On a stormy night near Hartlepool in the north of England during the Napoleonic Wars, a French ship floundered off the coast with all hands. Apart from one. The ship’s mascot – a monkey. Locals had never ever seen a monkey before, nor a Frenchman either. The chattering of the monkey they took for French and their mind began to work overtime in terror.

They decided then and there on the beach to hang the monkey as a spy.

That’s the story in local folklore but it’s the story of human minds in general.

Most fears are unfounded. They are constructed on some incorrect fiction and blown out of proportion. Individually it can cause us to overreact, but collectively in can form mass hysteria.

The early 1800’s saw the wider development and usage of trains in Britain. Previously travel and transport of goods was through horses and canals. The advent of trains appeared hyper fast and caused many to worry if the human body was capable of withstanding the speeds they would go (barely 30mph in those days).

Irish Writer, Dionysius Lardner, wrote in 1830, ‘Rail travel at high speed is not possible because passengers, unable to breathe, would die of asphyxia’. Not to be outdone authors Edwin Fuller Torrey and Judy Miller wrote in ‘The Rise of Mental Illness from 1750 to the Present’, that trains were thought to ‘injure the brain’.

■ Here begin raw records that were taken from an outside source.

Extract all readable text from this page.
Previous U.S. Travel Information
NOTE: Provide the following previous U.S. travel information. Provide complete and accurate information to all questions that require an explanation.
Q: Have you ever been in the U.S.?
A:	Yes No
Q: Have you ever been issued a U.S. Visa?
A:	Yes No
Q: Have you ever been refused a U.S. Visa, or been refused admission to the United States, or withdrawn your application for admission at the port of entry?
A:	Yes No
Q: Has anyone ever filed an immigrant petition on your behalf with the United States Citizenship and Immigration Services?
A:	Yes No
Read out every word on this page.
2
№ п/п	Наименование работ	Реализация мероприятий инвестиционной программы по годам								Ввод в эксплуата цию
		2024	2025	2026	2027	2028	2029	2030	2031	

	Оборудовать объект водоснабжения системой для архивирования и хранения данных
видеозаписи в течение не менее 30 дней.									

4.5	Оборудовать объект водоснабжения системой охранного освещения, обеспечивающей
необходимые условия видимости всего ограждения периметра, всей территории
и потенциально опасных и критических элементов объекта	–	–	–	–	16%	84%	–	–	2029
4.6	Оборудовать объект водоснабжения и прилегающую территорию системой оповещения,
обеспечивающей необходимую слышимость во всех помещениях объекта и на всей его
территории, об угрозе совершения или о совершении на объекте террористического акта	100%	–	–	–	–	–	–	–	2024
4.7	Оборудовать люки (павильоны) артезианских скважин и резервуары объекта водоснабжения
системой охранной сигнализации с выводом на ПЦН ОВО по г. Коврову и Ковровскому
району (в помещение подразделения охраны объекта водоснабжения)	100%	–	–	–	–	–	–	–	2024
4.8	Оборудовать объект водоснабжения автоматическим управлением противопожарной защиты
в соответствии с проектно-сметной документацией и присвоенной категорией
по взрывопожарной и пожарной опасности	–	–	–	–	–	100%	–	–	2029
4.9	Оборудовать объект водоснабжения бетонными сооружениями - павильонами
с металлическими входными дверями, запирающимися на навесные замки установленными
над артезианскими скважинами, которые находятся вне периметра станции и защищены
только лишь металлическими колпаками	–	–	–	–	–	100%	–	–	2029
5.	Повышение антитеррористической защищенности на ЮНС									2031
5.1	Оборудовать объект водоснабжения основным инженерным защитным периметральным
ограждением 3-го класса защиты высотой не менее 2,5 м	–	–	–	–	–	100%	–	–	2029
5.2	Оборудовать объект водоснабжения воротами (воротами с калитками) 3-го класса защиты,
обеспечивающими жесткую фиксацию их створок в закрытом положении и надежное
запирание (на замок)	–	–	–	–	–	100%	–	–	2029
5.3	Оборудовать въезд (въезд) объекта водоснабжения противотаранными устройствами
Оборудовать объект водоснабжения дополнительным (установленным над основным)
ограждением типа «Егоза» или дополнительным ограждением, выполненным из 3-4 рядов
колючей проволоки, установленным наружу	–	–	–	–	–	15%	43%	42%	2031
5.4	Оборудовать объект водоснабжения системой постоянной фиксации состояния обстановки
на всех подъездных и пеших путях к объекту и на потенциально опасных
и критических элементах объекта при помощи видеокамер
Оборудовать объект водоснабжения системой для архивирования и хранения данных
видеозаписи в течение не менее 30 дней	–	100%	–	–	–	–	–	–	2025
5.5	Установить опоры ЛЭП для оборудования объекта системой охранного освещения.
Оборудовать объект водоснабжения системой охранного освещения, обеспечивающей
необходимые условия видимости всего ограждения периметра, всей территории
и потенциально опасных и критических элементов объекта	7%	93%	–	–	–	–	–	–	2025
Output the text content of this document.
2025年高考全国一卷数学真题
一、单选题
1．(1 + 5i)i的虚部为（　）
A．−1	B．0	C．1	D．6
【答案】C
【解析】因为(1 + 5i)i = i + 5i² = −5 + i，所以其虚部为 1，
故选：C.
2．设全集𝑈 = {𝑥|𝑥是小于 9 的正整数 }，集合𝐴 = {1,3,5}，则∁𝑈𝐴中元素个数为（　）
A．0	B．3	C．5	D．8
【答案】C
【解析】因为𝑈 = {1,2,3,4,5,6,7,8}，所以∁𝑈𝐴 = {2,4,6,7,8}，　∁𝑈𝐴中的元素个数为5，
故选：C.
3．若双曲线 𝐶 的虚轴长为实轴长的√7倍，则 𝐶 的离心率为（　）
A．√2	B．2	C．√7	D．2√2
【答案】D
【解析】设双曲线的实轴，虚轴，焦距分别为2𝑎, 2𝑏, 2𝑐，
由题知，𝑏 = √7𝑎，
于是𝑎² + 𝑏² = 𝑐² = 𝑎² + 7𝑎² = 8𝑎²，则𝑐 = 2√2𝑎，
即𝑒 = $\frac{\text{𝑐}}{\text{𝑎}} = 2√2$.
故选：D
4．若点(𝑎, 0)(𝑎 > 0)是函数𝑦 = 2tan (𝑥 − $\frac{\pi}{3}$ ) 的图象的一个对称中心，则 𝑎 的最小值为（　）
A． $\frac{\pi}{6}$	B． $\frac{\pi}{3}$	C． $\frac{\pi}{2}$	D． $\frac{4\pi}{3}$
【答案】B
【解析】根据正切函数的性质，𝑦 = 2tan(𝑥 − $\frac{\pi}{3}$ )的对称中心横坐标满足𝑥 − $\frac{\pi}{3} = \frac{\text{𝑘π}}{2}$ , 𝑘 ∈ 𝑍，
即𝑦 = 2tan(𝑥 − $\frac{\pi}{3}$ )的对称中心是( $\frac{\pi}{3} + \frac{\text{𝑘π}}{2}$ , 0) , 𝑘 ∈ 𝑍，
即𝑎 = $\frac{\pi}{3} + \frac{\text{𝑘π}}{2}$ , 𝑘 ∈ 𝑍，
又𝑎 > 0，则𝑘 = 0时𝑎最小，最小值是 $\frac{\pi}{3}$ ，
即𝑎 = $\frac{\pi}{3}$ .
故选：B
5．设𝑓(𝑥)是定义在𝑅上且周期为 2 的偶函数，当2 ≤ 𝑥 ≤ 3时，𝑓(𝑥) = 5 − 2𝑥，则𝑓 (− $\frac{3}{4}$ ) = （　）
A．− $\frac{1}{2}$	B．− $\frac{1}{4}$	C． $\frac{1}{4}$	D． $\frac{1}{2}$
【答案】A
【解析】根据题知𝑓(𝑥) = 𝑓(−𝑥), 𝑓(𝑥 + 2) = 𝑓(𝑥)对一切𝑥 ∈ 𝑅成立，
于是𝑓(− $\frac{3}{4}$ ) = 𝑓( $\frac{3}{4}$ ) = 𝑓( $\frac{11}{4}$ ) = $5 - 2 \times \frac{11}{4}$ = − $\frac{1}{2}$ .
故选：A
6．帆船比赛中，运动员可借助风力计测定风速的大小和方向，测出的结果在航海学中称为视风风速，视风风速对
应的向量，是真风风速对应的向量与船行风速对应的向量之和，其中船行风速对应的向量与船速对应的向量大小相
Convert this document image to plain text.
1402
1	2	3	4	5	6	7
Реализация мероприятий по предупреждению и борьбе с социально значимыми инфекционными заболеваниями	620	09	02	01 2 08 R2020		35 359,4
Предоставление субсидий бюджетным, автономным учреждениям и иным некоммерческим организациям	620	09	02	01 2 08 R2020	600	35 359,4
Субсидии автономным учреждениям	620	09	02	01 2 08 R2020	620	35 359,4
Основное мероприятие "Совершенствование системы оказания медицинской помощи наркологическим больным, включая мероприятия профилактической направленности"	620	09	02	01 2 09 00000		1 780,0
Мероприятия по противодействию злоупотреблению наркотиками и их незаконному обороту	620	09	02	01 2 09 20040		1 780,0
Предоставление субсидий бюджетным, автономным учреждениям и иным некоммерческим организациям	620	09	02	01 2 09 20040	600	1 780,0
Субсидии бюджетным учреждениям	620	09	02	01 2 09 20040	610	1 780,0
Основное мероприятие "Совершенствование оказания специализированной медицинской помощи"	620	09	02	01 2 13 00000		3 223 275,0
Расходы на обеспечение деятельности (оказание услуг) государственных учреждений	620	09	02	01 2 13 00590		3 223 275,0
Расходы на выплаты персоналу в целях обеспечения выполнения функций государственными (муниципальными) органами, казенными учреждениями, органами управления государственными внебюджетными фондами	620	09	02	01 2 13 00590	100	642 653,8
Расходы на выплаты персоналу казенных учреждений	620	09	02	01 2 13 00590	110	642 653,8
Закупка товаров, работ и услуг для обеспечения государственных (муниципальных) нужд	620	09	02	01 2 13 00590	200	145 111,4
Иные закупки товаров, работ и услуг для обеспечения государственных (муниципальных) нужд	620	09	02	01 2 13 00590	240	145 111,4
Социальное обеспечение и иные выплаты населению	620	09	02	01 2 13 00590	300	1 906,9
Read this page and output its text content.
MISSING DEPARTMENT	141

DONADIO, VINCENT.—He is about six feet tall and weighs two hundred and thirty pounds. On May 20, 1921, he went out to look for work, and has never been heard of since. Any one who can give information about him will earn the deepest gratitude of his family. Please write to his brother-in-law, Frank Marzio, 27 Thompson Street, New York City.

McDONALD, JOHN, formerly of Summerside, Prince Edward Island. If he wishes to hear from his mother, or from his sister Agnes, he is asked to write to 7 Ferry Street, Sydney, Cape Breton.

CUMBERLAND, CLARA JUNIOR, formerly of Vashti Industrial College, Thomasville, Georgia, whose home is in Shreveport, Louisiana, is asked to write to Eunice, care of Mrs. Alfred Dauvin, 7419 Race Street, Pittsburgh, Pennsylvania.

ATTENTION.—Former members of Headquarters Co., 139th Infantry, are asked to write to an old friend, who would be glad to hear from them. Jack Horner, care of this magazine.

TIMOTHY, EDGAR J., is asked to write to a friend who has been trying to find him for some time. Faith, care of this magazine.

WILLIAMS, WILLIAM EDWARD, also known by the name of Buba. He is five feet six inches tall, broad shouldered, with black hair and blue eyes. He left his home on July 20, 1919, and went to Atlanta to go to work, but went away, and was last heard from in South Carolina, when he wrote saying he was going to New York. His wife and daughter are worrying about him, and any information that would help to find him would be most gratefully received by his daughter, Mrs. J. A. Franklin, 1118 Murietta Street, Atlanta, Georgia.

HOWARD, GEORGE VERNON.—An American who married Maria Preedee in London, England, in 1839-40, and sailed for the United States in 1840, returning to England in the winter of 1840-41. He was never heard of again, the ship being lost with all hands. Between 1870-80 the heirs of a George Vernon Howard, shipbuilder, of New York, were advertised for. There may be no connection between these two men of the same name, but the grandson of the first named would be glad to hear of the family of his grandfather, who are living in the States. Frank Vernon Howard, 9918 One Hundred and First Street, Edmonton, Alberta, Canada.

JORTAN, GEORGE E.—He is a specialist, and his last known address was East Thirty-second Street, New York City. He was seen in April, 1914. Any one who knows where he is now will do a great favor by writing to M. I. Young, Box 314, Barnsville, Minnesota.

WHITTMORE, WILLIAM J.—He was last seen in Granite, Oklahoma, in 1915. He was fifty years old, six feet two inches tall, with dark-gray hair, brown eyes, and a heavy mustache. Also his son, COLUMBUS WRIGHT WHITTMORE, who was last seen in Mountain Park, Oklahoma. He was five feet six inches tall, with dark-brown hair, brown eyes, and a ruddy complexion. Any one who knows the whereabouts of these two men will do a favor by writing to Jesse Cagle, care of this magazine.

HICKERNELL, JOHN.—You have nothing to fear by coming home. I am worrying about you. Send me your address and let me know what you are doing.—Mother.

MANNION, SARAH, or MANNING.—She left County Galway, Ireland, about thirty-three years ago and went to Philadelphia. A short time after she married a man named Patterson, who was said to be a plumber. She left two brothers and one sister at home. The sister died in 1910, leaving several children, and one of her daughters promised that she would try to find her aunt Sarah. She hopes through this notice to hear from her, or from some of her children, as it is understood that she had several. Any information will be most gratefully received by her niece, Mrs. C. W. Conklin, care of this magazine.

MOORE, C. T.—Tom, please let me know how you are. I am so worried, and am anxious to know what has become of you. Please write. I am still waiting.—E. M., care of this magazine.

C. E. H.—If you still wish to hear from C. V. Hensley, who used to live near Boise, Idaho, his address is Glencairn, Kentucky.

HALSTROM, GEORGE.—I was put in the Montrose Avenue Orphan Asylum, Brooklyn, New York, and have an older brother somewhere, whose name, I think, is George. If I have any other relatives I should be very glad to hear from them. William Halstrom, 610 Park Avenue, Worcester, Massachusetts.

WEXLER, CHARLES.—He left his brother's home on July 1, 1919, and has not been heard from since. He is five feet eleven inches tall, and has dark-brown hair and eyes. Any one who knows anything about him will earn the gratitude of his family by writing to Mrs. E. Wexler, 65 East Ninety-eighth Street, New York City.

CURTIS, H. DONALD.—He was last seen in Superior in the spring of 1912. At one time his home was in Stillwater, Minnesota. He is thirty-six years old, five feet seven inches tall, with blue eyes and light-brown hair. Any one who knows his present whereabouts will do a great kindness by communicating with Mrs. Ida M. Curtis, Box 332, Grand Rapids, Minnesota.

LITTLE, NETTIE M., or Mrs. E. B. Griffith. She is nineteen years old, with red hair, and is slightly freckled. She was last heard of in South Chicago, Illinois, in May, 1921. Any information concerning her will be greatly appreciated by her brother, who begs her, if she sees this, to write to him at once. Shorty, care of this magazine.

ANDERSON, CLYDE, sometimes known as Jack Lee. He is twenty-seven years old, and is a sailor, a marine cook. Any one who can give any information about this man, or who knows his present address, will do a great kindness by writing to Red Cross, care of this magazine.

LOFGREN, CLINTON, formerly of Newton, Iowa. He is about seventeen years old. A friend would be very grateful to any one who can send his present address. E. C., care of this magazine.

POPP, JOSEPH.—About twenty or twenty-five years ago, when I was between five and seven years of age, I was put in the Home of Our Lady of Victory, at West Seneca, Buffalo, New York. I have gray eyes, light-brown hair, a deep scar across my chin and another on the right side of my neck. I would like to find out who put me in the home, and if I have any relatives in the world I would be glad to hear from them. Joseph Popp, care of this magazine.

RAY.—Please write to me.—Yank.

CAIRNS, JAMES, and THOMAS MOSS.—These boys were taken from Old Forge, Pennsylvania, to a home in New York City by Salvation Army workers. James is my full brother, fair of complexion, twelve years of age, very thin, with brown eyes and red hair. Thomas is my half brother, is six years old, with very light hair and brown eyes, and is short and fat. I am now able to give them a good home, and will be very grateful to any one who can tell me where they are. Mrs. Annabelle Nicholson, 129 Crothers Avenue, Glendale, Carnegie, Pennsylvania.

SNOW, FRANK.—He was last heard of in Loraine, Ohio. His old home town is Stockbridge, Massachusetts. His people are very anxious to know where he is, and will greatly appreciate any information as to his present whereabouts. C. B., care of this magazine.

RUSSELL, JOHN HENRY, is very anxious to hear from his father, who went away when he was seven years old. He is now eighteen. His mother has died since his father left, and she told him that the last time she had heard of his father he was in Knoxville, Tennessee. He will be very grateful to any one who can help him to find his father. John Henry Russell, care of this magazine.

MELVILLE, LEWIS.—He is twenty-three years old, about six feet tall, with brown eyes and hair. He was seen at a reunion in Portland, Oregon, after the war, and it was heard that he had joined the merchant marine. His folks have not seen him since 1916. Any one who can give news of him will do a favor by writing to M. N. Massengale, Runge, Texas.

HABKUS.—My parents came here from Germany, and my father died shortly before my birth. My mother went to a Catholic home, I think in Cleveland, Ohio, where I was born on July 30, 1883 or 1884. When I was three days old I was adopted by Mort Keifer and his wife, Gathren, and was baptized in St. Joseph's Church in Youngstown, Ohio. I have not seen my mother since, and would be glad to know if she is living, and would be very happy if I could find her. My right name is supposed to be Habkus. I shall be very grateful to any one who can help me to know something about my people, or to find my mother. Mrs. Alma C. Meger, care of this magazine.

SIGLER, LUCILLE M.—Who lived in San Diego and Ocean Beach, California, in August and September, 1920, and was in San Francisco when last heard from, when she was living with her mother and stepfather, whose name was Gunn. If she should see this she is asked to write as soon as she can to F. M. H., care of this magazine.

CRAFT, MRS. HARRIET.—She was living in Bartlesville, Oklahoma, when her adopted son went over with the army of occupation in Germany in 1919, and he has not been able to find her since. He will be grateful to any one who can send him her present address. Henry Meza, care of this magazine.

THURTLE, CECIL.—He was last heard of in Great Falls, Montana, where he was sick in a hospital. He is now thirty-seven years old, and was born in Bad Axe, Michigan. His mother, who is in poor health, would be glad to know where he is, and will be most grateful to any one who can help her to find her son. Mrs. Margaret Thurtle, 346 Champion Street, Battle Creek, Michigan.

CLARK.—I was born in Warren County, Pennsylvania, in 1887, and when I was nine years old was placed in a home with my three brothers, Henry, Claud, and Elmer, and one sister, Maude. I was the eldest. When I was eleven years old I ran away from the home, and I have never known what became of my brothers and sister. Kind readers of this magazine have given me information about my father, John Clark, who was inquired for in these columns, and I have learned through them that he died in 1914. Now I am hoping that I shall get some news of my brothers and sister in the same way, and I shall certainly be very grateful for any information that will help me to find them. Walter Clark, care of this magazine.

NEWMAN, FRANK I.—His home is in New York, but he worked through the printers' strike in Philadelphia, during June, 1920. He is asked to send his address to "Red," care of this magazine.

These above beliefs took root in the psyche of many travellers. The rolling and clanking of the train cars over the rails sent many people off them. The newspapers were often reporting individual cases of “railway madness” in the 1870’s. One Scottish aristocrat reportedly stripped naked and began leaning out of the window ranting in a crazed state.

The mind had been disturbed by something it had become scared of….that just wasn’t true. But, that’s how fears work, right?

The historical stories above typify what is still about in today’s world. Namely, that we kill what we don’t understand, or through gossip, or from our own plain anxieties.

That may always remain so. There is, though, the more personal killing we all have participated in over the years. Killing our best.

How many great ideas have you had that you have ‘killed’ in your mind? Ones for a business or a lifestyle change for yourself that you ‘got rid of’? This is due to your deep inner fear that you will end up disappointed, losing, or most of all, embarrassed as it and you fail.

So, rather than letting it ever see the real light of day, you kill it in your head first. Often before any other human on the face of the Earth ever knew about it. I think we all have done that at some time or other.

It’s lunacy now to look back and believe a monkey could be a spy or train’s could stop us breathing. And that’s the call of this post – look back at YOUR history and see what you have killed that never deserved to be. Something that fear made you want to get rid of rather than welcome it and see what it really could be.

It’s time to get that monkey off your back and yourself back on track by no longer killing what could open up your whole world forever.